10.04.2017

Chemikalien-Klimaschutzverordnung geändert

Die neue Chemikalien-Klimaschutzverordnung ist am 18. Februar 2017 in Kraft getreten. Abgelöst wird damit die bisher gültige Chemikalien-Klimaschutzverordnung aus dem Jahr 2008. Die Chemikalien-Klimaschutzverordnung wurde damit an die neue am 1. Januar 2015 in Kraft getretene EU- Verordnung 517/ 2014 „über fluorierte Treibhausgase und zur Aufhebung der Verordnung (EG) Nr. 842/2006“ angepasst und gilt ergänzend zur EU-F-Gase-Verordnung. Zusätzlich sind die anlagenbezogenen EU-Durchführungsverordnungen zu beachten.

Die nationale Chemikalien-Klimaschutzverordnung (ChemKlimaschutzV) vom 2. Juli 2008 sollte die bis Ende 2014 unmittelbar geltende EG-F-Gas-Verordnung (EG) Nr. 842/2006 des Europäischen Parlaments und des Rates vom 17. Mai 2006 über bestimmte fluorierte Treibhausgase ergänzen, konkretisieren und erweitern. Dies vor allem in Form von

  • Kontrollpflichten und Sachkundeanforderungen beim Umgang mit solchen Stoffen, sowie durch Regelungen
  • zu höchstzulässigen Leckageraten, und darüber hinaus zur
  • Rückgewinnung, Rücknahme und Entsorgung,
  • Sachkunde des eingesetzten Personals sowie
  • Verwendung der deutschen Sprache bei Kennzeichnungen und Betriebsanleitungen.

Die Änderungen in der Chemikalien-Klimaschutzverordnung

Die Änderungen betreffen folgerichtig Tätigkeiten, wie die Reparatur und Stilllegung von ortsfesten Kälte- und Klimaanlagen sowie Wärmepumpen. Zudem die Installation, Wartung, Instandhaltung, Reparatur oder Stilllegung von Kälteanlagen in Kühl-LKW und –Anhängern.

Ferner auch die Rückgewinnung aus Kälteanlagen in Kühl-LKW und –Anhängern, Dichtheitskontrollen an Kälteanlagen auf Kühl-LKW und –Anhängern, sowie die Reparatur und Stilllegung von ortsfesten Brandschutzeinrichtungen, Installation, Wartung, Instandhaltung, Reparatur oder Stilllegung von elektrischen Schaltanlagen und schließlich die Rückgewinnung aus allen stationären elektrischen Schaltanlagen, die nicht Hochspannungsschaltanlagen sind.

Novellierung war erforderlich

Aufgrund der Neufassung der europäischen Vorschriften über fluorierte Treibhausgase durch die Verordnung (EU) Nr. 517/2014 und der Novellierung unionsrechtlicher Durchführungsregelungen durch die Verordnung (EU) Nr. 1191/2014 und die Verordnung (EU) Nr. 2015/208 waren umfangreiche Anpassungen der nationalen Chemikalien-Klimaschutzverordnung erforderlich.

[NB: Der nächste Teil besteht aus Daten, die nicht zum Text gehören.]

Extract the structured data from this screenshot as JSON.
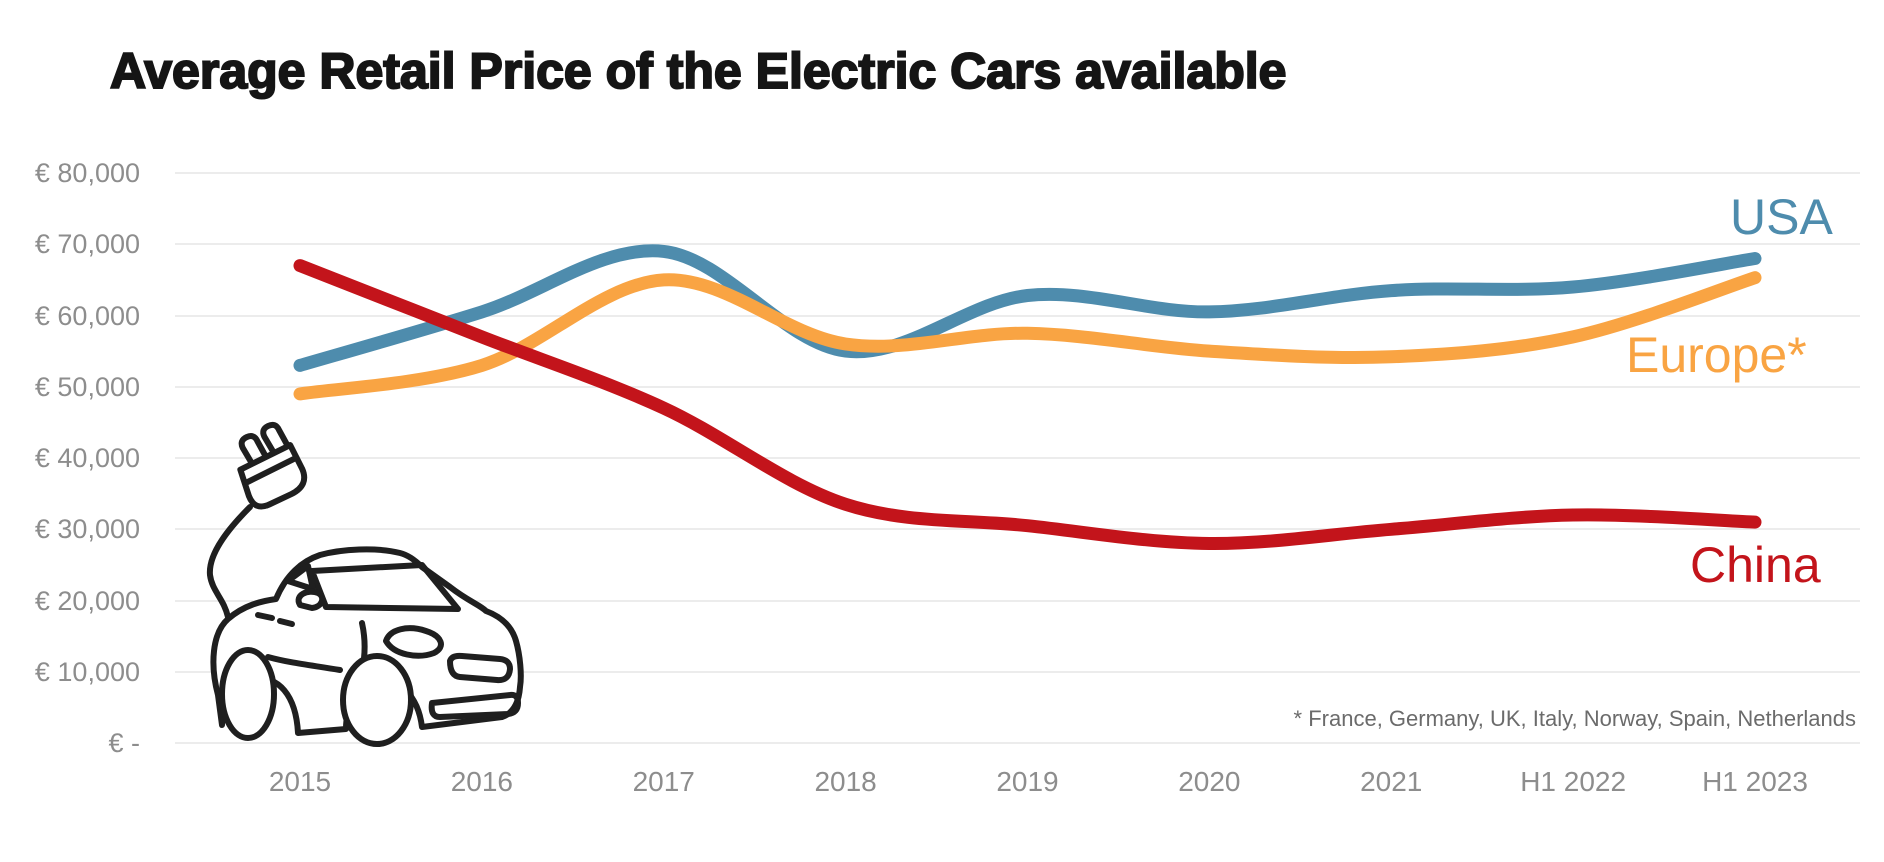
{
  "title": "Average Retail Price of the Electric Cars available",
  "footnote": "* France, Germany, UK, Italy, Norway, Spain, Netherlands",
  "colors": {
    "usa_line": "#4e8cad",
    "europe_line": "#f9a443",
    "china_line": "#c3141b",
    "gridline": "#ececec",
    "axis_text": "#8d8d8d",
    "footnote_text": "#6b6b6b",
    "title_text": "#151515",
    "car_outline": "#1f1f1f"
  },
  "y_axis": {
    "tick_labels": [
      "€ 80,000",
      "€ 70,000",
      "€ 60,000",
      "€ 50,000",
      "€ 40,000",
      "€ 30,000",
      "€ 20,000",
      "€ 10,000",
      "€ -"
    ],
    "max": 80000,
    "step": 10000
  },
  "chart_data": {
    "type": "line",
    "title": "Average Retail Price of the Electric Cars available",
    "categories": [
      "2015",
      "2016",
      "2017",
      "2018",
      "2019",
      "2020",
      "2021",
      "H1 2022",
      "H1 2023"
    ],
    "series": [
      {
        "name": "USA",
        "color": "#4e8cad",
        "values": [
          53000,
          60500,
          69000,
          55000,
          62800,
          60500,
          63500,
          64000,
          68000
        ]
      },
      {
        "name": "Europe*",
        "color": "#f9a443",
        "values": [
          49000,
          53000,
          65000,
          56000,
          57500,
          55000,
          54200,
          57000,
          65300
        ]
      },
      {
        "name": "China",
        "color": "#c3141b",
        "values": [
          67000,
          57000,
          47000,
          33500,
          30500,
          28000,
          30000,
          32000,
          31000
        ]
      }
    ],
    "ylabel": "",
    "xlabel": "",
    "ylim": [
      0,
      80000
    ],
    "grid": "horizontal",
    "legend_position": "line-end-labels",
    "footnote": "* France, Germany, UK, Italy, Norway, Spain, Netherlands"
  }
}
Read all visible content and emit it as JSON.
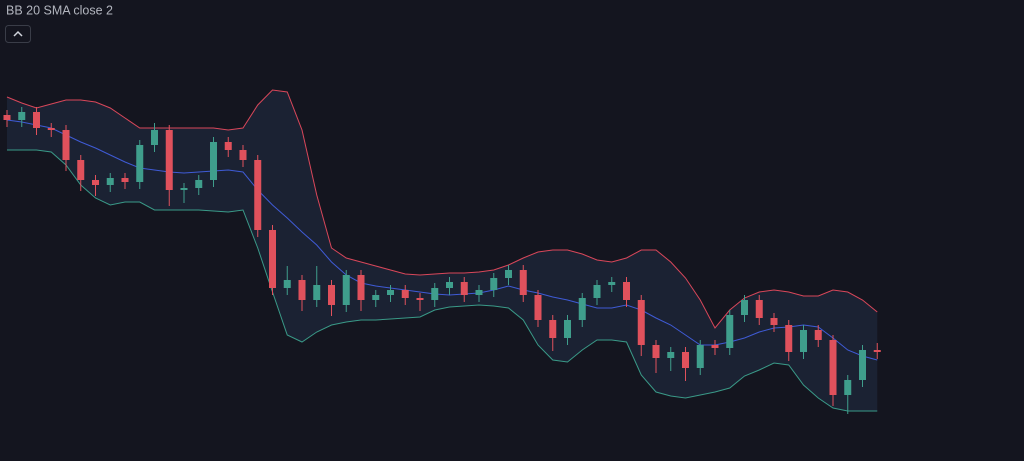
{
  "chart_data": {
    "type": "candlestick",
    "title": "BB 20 SMA close 2",
    "open": [
      346,
      341,
      349,
      333,
      331,
      301,
      281,
      276,
      283,
      279,
      316,
      331,
      271,
      273,
      281,
      319,
      311,
      301,
      231,
      173,
      181,
      161,
      176,
      156,
      186,
      161,
      166,
      171,
      163,
      161,
      173,
      179,
      166,
      171,
      183,
      191,
      166,
      141,
      123,
      141,
      163,
      176,
      179,
      161,
      116,
      103,
      109,
      93,
      116,
      113,
      146,
      161,
      143,
      136,
      109,
      131,
      121,
      66,
      81,
      111
    ],
    "high": [
      351,
      354,
      354,
      338,
      336,
      306,
      286,
      288,
      288,
      321,
      338,
      336,
      278,
      286,
      324,
      324,
      316,
      306,
      236,
      195,
      186,
      195,
      181,
      191,
      191,
      171,
      176,
      176,
      168,
      178,
      184,
      184,
      176,
      188,
      196,
      196,
      171,
      146,
      146,
      168,
      181,
      184,
      184,
      166,
      121,
      114,
      114,
      121,
      121,
      151,
      166,
      166,
      148,
      141,
      136,
      136,
      126,
      86,
      116,
      118
    ],
    "low": [
      334,
      334,
      326,
      324,
      290,
      270,
      265,
      269,
      272,
      272,
      309,
      255,
      258,
      266,
      274,
      304,
      294,
      224,
      166,
      166,
      150,
      154,
      145,
      149,
      150,
      154,
      159,
      156,
      150,
      154,
      166,
      159,
      159,
      164,
      176,
      159,
      134,
      110,
      116,
      134,
      156,
      169,
      154,
      105,
      88,
      90,
      80,
      86,
      106,
      106,
      139,
      136,
      129,
      100,
      102,
      114,
      55,
      47,
      74,
      102
    ],
    "close": [
      341,
      349,
      333,
      331,
      301,
      281,
      276,
      283,
      279,
      316,
      331,
      271,
      273,
      281,
      319,
      311,
      301,
      231,
      173,
      181,
      161,
      176,
      156,
      186,
      161,
      166,
      171,
      163,
      161,
      173,
      179,
      166,
      171,
      183,
      191,
      166,
      141,
      123,
      141,
      163,
      176,
      179,
      161,
      116,
      103,
      109,
      93,
      116,
      113,
      146,
      161,
      143,
      136,
      109,
      131,
      121,
      66,
      81,
      111,
      109
    ],
    "upper": [
      364,
      358,
      353,
      357,
      361,
      361,
      359,
      353,
      343,
      333,
      333,
      333,
      333,
      333,
      333,
      331,
      333,
      356,
      371,
      369,
      331,
      266,
      213,
      203,
      199,
      195,
      191,
      187,
      186,
      187,
      188,
      188,
      189,
      191,
      196,
      203,
      209,
      211,
      211,
      207,
      201,
      199,
      203,
      211,
      211,
      199,
      183,
      161,
      133,
      151,
      163,
      169,
      171,
      169,
      165,
      165,
      171,
      169,
      161,
      149
    ],
    "middle": [
      341,
      339,
      336,
      333,
      326,
      319,
      313,
      306,
      299,
      293,
      291,
      289,
      288,
      289,
      290,
      291,
      289,
      271,
      256,
      243,
      229,
      216,
      199,
      186,
      178,
      175,
      173,
      171,
      169,
      167,
      166,
      167,
      168,
      171,
      175,
      171,
      168,
      164,
      161,
      157,
      153,
      153,
      156,
      151,
      143,
      136,
      126,
      116,
      116,
      119,
      123,
      129,
      133,
      134,
      136,
      134,
      123,
      111,
      105,
      101
    ],
    "lower": [
      311,
      311,
      311,
      309,
      296,
      276,
      263,
      256,
      259,
      259,
      251,
      251,
      251,
      251,
      250,
      249,
      251,
      213,
      169,
      126,
      119,
      129,
      136,
      139,
      141,
      141,
      142,
      143,
      144,
      151,
      154,
      155,
      156,
      155,
      153,
      141,
      116,
      101,
      99,
      111,
      121,
      121,
      119,
      86,
      69,
      65,
      63,
      66,
      69,
      73,
      85,
      91,
      98,
      96,
      76,
      63,
      53,
      50,
      50,
      50
    ],
    "ylim": [
      0,
      461
    ],
    "colors": {
      "up": "#3f9e8c",
      "down": "#e0515c",
      "upper": "#d9475a",
      "middle": "#3f5bd6",
      "lower": "#3a9a88",
      "fill": "rgba(45,62,92,0.32)"
    }
  }
}
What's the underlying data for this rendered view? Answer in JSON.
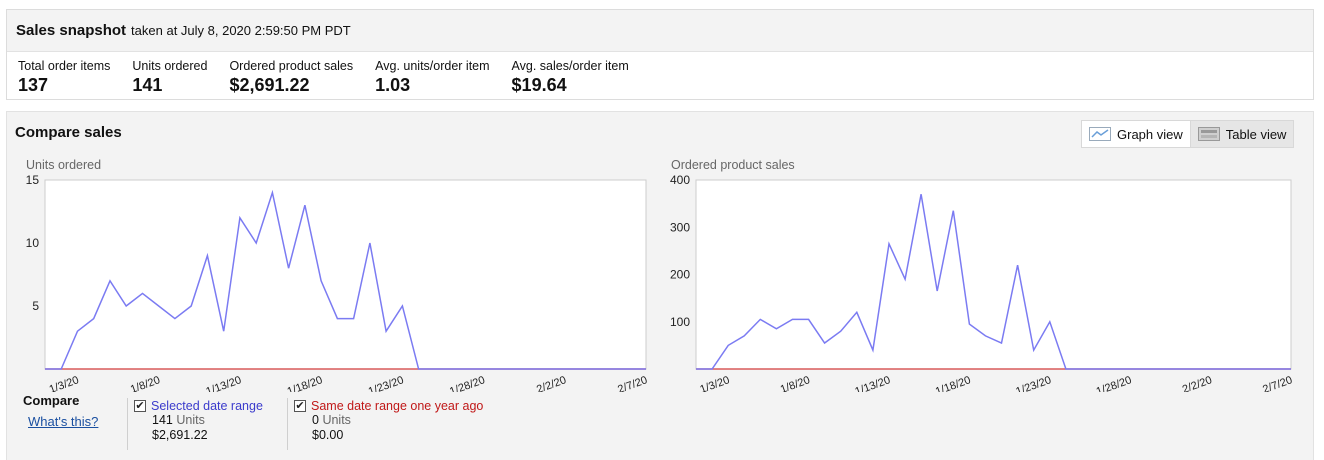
{
  "snapshot": {
    "title": "Sales snapshot",
    "subtitle": "taken at July 8, 2020 2:59:50 PM PDT",
    "metrics": [
      {
        "label": "Total order items",
        "value": "137"
      },
      {
        "label": "Units ordered",
        "value": "141"
      },
      {
        "label": "Ordered product sales",
        "value": "$2,691.22"
      },
      {
        "label": "Avg. units/order item",
        "value": "1.03"
      },
      {
        "label": "Avg. sales/order item",
        "value": "$19.64"
      }
    ]
  },
  "compare": {
    "title": "Compare sales",
    "graph_view_label": "Graph view",
    "table_view_label": "Table view",
    "compare_label": "Compare",
    "whats_this": "What's this?",
    "legend": {
      "selected": {
        "label": "Selected date range",
        "units_value": "141",
        "units_word": "Units",
        "sales": "$2,691.22",
        "color": "#3b3bcc"
      },
      "prior": {
        "label": "Same date range one year ago",
        "units_value": "0",
        "units_word": "Units",
        "sales": "$0.00",
        "color": "#c01818"
      }
    }
  },
  "chart_data": [
    {
      "type": "line",
      "title": "Units ordered",
      "x_tick_labels": [
        "1/3/20",
        "1/8/20",
        "1/13/20",
        "1/18/20",
        "1/23/20",
        "1/28/20",
        "2/2/20",
        "2/7/20"
      ],
      "x": [
        "1/1/20",
        "1/2/20",
        "1/3/20",
        "1/4/20",
        "1/5/20",
        "1/6/20",
        "1/7/20",
        "1/8/20",
        "1/9/20",
        "1/10/20",
        "1/11/20",
        "1/12/20",
        "1/13/20",
        "1/14/20",
        "1/15/20",
        "1/16/20",
        "1/17/20",
        "1/18/20",
        "1/19/20",
        "1/20/20",
        "1/21/20",
        "1/22/20",
        "1/23/20",
        "1/24/20",
        "1/25/20",
        "1/26/20",
        "1/27/20",
        "1/28/20",
        "1/29/20",
        "1/30/20",
        "1/31/20",
        "2/1/20",
        "2/2/20",
        "2/3/20",
        "2/4/20",
        "2/5/20",
        "2/6/20",
        "2/7/20"
      ],
      "yticks": [
        5,
        10,
        15
      ],
      "ylim": [
        0,
        15
      ],
      "series": [
        {
          "name": "Selected date range",
          "color": "#7b7bf2",
          "values": [
            0,
            0,
            3,
            4,
            7,
            5,
            6,
            5,
            4,
            5,
            9,
            3,
            12,
            10,
            14,
            8,
            13,
            7,
            4,
            4,
            10,
            3,
            5,
            0,
            0,
            0,
            0,
            0,
            0,
            0,
            0,
            0,
            0,
            0,
            0,
            0,
            0,
            0
          ]
        },
        {
          "name": "Same date range one year ago",
          "color": "#d95b5b",
          "values": [
            0,
            0,
            0,
            0,
            0,
            0,
            0,
            0,
            0,
            0,
            0,
            0,
            0,
            0,
            0,
            0,
            0,
            0,
            0,
            0,
            0,
            0,
            0,
            0,
            0,
            0,
            0,
            0,
            0,
            0,
            0,
            0,
            0,
            0,
            0,
            0,
            0,
            0
          ]
        }
      ]
    },
    {
      "type": "line",
      "title": "Ordered product sales",
      "x_tick_labels": [
        "1/3/20",
        "1/8/20",
        "1/13/20",
        "1/18/20",
        "1/23/20",
        "1/28/20",
        "2/2/20",
        "2/7/20"
      ],
      "x": [
        "1/1/20",
        "1/2/20",
        "1/3/20",
        "1/4/20",
        "1/5/20",
        "1/6/20",
        "1/7/20",
        "1/8/20",
        "1/9/20",
        "1/10/20",
        "1/11/20",
        "1/12/20",
        "1/13/20",
        "1/14/20",
        "1/15/20",
        "1/16/20",
        "1/17/20",
        "1/18/20",
        "1/19/20",
        "1/20/20",
        "1/21/20",
        "1/22/20",
        "1/23/20",
        "1/24/20",
        "1/25/20",
        "1/26/20",
        "1/27/20",
        "1/28/20",
        "1/29/20",
        "1/30/20",
        "1/31/20",
        "2/1/20",
        "2/2/20",
        "2/3/20",
        "2/4/20",
        "2/5/20",
        "2/6/20",
        "2/7/20"
      ],
      "yticks": [
        100,
        200,
        300,
        400
      ],
      "ylim": [
        0,
        400
      ],
      "series": [
        {
          "name": "Selected date range",
          "color": "#7b7bf2",
          "values": [
            0,
            0,
            50,
            70,
            105,
            85,
            105,
            105,
            55,
            80,
            120,
            40,
            265,
            190,
            370,
            165,
            335,
            95,
            70,
            55,
            220,
            40,
            100,
            0,
            0,
            0,
            0,
            0,
            0,
            0,
            0,
            0,
            0,
            0,
            0,
            0,
            0,
            0
          ]
        },
        {
          "name": "Same date range one year ago",
          "color": "#d95b5b",
          "values": [
            0,
            0,
            0,
            0,
            0,
            0,
            0,
            0,
            0,
            0,
            0,
            0,
            0,
            0,
            0,
            0,
            0,
            0,
            0,
            0,
            0,
            0,
            0,
            0,
            0,
            0,
            0,
            0,
            0,
            0,
            0,
            0,
            0,
            0,
            0,
            0,
            0,
            0
          ]
        }
      ]
    }
  ]
}
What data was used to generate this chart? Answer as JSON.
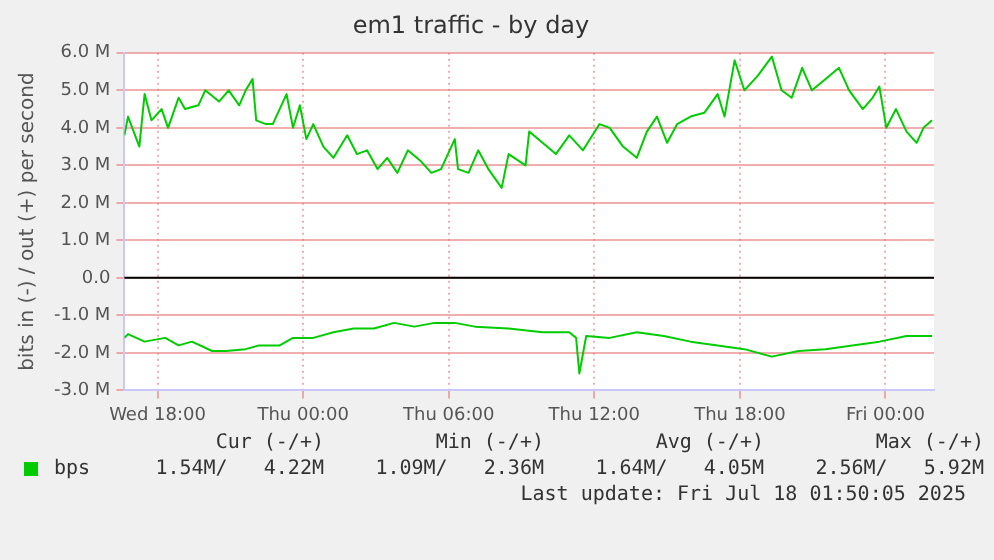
{
  "chart_data": {
    "type": "line",
    "title": "em1 traffic - by day",
    "ylabel": "bits in (-) / out (+) per second",
    "xlim": [
      "2025-07-16T16:38",
      "2025-07-18T02:00"
    ],
    "xticks": [
      {
        "value": "2025-07-16T18:00",
        "label": "Wed 18:00"
      },
      {
        "value": "2025-07-17T00:00",
        "label": "Thu 00:00"
      },
      {
        "value": "2025-07-17T06:00",
        "label": "Thu 06:00"
      },
      {
        "value": "2025-07-17T12:00",
        "label": "Thu 12:00"
      },
      {
        "value": "2025-07-17T18:00",
        "label": "Thu 18:00"
      },
      {
        "value": "2025-07-18T00:00",
        "label": "Fri 00:00"
      }
    ],
    "ylim": [
      -3,
      6
    ],
    "yticks": [
      {
        "value": -3,
        "label": "-3.0 M"
      },
      {
        "value": -2,
        "label": "-2.0 M"
      },
      {
        "value": -1,
        "label": "-1.0 M"
      },
      {
        "value": 0,
        "label": "0.0"
      },
      {
        "value": 1,
        "label": "1.0 M"
      },
      {
        "value": 2,
        "label": "2.0 M"
      },
      {
        "value": 3,
        "label": "3.0 M"
      },
      {
        "value": 4,
        "label": "4.0 M"
      },
      {
        "value": 5,
        "label": "5.0 M"
      },
      {
        "value": 6,
        "label": "6.0 M"
      }
    ],
    "series": [
      {
        "name": "bps",
        "color": "#00cc00",
        "x": [
          "2025-07-16T16:38",
          "2025-07-16T16:47",
          "2025-07-16T17:15",
          "2025-07-16T17:28",
          "2025-07-16T17:45",
          "2025-07-16T18:10",
          "2025-07-16T18:26",
          "2025-07-16T18:52",
          "2025-07-16T19:08",
          "2025-07-16T19:41",
          "2025-07-16T19:58",
          "2025-07-16T20:32",
          "2025-07-16T20:56",
          "2025-07-16T21:22",
          "2025-07-16T21:38",
          "2025-07-16T21:55",
          "2025-07-16T22:04",
          "2025-07-16T22:28",
          "2025-07-16T22:45",
          "2025-07-16T23:19",
          "2025-07-16T23:35",
          "2025-07-16T23:52",
          "2025-07-17T00:08",
          "2025-07-17T00:25",
          "2025-07-17T00:50",
          "2025-07-17T01:15",
          "2025-07-17T01:49",
          "2025-07-17T02:13",
          "2025-07-17T02:38",
          "2025-07-17T03:04",
          "2025-07-17T03:28",
          "2025-07-17T03:53",
          "2025-07-17T04:19",
          "2025-07-17T04:52",
          "2025-07-17T05:17",
          "2025-07-17T05:41",
          "2025-07-17T06:15",
          "2025-07-17T06:23",
          "2025-07-17T06:49",
          "2025-07-17T07:13",
          "2025-07-17T07:38",
          "2025-07-17T08:11",
          "2025-07-17T08:28",
          "2025-07-17T09:10",
          "2025-07-17T09:19",
          "2025-07-17T09:52",
          "2025-07-17T10:25",
          "2025-07-17T10:58",
          "2025-07-17T11:32",
          "2025-07-17T12:13",
          "2025-07-17T12:38",
          "2025-07-17T13:11",
          "2025-07-17T13:45",
          "2025-07-17T14:10",
          "2025-07-17T14:35",
          "2025-07-17T15:00",
          "2025-07-17T15:25",
          "2025-07-17T15:58",
          "2025-07-17T16:32",
          "2025-07-17T17:05",
          "2025-07-17T17:22",
          "2025-07-17T17:47",
          "2025-07-17T18:11",
          "2025-07-17T18:45",
          "2025-07-17T19:19",
          "2025-07-17T19:43",
          "2025-07-17T20:08",
          "2025-07-17T20:34",
          "2025-07-17T20:58",
          "2025-07-17T21:32",
          "2025-07-17T22:05",
          "2025-07-17T22:30",
          "2025-07-17T23:04",
          "2025-07-17T23:28",
          "2025-07-17T23:45",
          "2025-07-18T00:02",
          "2025-07-18T00:26",
          "2025-07-18T00:52",
          "2025-07-18T01:17",
          "2025-07-18T01:34",
          "2025-07-18T01:55"
        ],
        "values": [
          3.8,
          4.3,
          3.5,
          4.9,
          4.2,
          4.5,
          4.0,
          4.8,
          4.5,
          4.6,
          5.0,
          4.7,
          5.0,
          4.6,
          5.0,
          5.3,
          4.2,
          4.1,
          4.1,
          4.9,
          4.0,
          4.6,
          3.7,
          4.1,
          3.5,
          3.2,
          3.8,
          3.3,
          3.4,
          2.9,
          3.2,
          2.8,
          3.4,
          3.1,
          2.8,
          2.9,
          3.7,
          2.9,
          2.8,
          3.4,
          2.9,
          2.4,
          3.3,
          3.0,
          3.9,
          3.6,
          3.3,
          3.8,
          3.4,
          4.1,
          4.0,
          3.5,
          3.2,
          3.9,
          4.3,
          3.6,
          4.1,
          4.3,
          4.4,
          4.9,
          4.3,
          5.8,
          5.0,
          5.4,
          5.9,
          5.0,
          4.8,
          5.6,
          5.0,
          5.3,
          5.6,
          5.0,
          4.5,
          4.8,
          5.1,
          4.0,
          4.5,
          3.9,
          3.6,
          4.0,
          4.2
        ]
      },
      {
        "color": "#00cc00",
        "x": [
          "2025-07-16T16:38",
          "2025-07-16T16:47",
          "2025-07-16T17:28",
          "2025-07-16T18:19",
          "2025-07-16T18:52",
          "2025-07-16T19:25",
          "2025-07-16T20:15",
          "2025-07-16T20:49",
          "2025-07-16T21:38",
          "2025-07-16T22:11",
          "2025-07-16T23:02",
          "2025-07-16T23:35",
          "2025-07-17T00:25",
          "2025-07-17T01:15",
          "2025-07-17T02:05",
          "2025-07-17T02:55",
          "2025-07-17T03:45",
          "2025-07-17T04:35",
          "2025-07-17T05:25",
          "2025-07-17T06:15",
          "2025-07-17T07:05",
          "2025-07-17T08:28",
          "2025-07-17T09:52",
          "2025-07-17T10:58",
          "2025-07-17T11:15",
          "2025-07-17T11:23",
          "2025-07-17T11:40",
          "2025-07-17T12:38",
          "2025-07-17T13:45",
          "2025-07-17T14:52",
          "2025-07-17T15:58",
          "2025-07-17T17:05",
          "2025-07-17T18:11",
          "2025-07-17T19:19",
          "2025-07-17T20:25",
          "2025-07-17T21:32",
          "2025-07-17T22:38",
          "2025-07-17T23:45",
          "2025-07-18T00:52",
          "2025-07-18T01:55"
        ],
        "values": [
          -1.6,
          -1.5,
          -1.7,
          -1.6,
          -1.8,
          -1.7,
          -1.95,
          -1.95,
          -1.9,
          -1.8,
          -1.8,
          -1.6,
          -1.6,
          -1.45,
          -1.35,
          -1.35,
          -1.2,
          -1.3,
          -1.2,
          -1.2,
          -1.3,
          -1.35,
          -1.45,
          -1.45,
          -1.6,
          -2.55,
          -1.55,
          -1.6,
          -1.45,
          -1.55,
          -1.7,
          -1.8,
          -1.9,
          -2.1,
          -1.95,
          -1.9,
          -1.8,
          -1.7,
          -1.55,
          -1.55
        ]
      }
    ],
    "ref_lines": [
      {
        "axis": "y",
        "value": 0,
        "color": "#000000"
      }
    ],
    "grid": true,
    "legend": "bottom",
    "annotations": [
      "Cur (-/+)",
      "Min (-/+)",
      "Avg (-/+)",
      "Max (-/+)",
      "1.54M/   4.22M",
      "1.09M/   2.36M",
      "1.64M/   4.05M",
      "2.56M/   5.92M",
      "Last update: Fri Jul 18 01:50:05 2025"
    ]
  }
}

Die Verordnung zur Änderung der Chemikalien-Klimaschutzverordnung wurde im BGBl. 2017 Teil I Nr. 6 vom 17. Februar 2017 auf Seite 148 veröffentlicht.

Es ergeben sich im Wesentlichen folgende Neuerungen:

  • Die Vorschriften zur Sachkunde und Zertifizierung für Personen und Unternehmen hinsichtlich der Tätigkeiten, die neu in das EU-Recht einbezogen wurden, wurden also angepasst;
  • Vorschriften der Verordnung, die mittlerweile EU-rechtlich geregelt sind, wurden schließlich gestrichen;
  • zu den Sanktionsnormen (Straf- und Bußgeldbewehrung) wurden ergänzende Regelungen getroffen;
  • redaktionelle Anpassungen bzw. Aktualisierung von Verweisen auf EU-Recht sowie
  • Vorschriften, die nicht aus sich heraus vollziehbar und damit auch nicht unmittelbar aufgrund des ChemG im Wege der Chemikalien-Sanktionsverordnung sanktionierbar waren wurden klargestellt.

Die Verordnung ist am 18. Februar 2017 in Kraft getreten.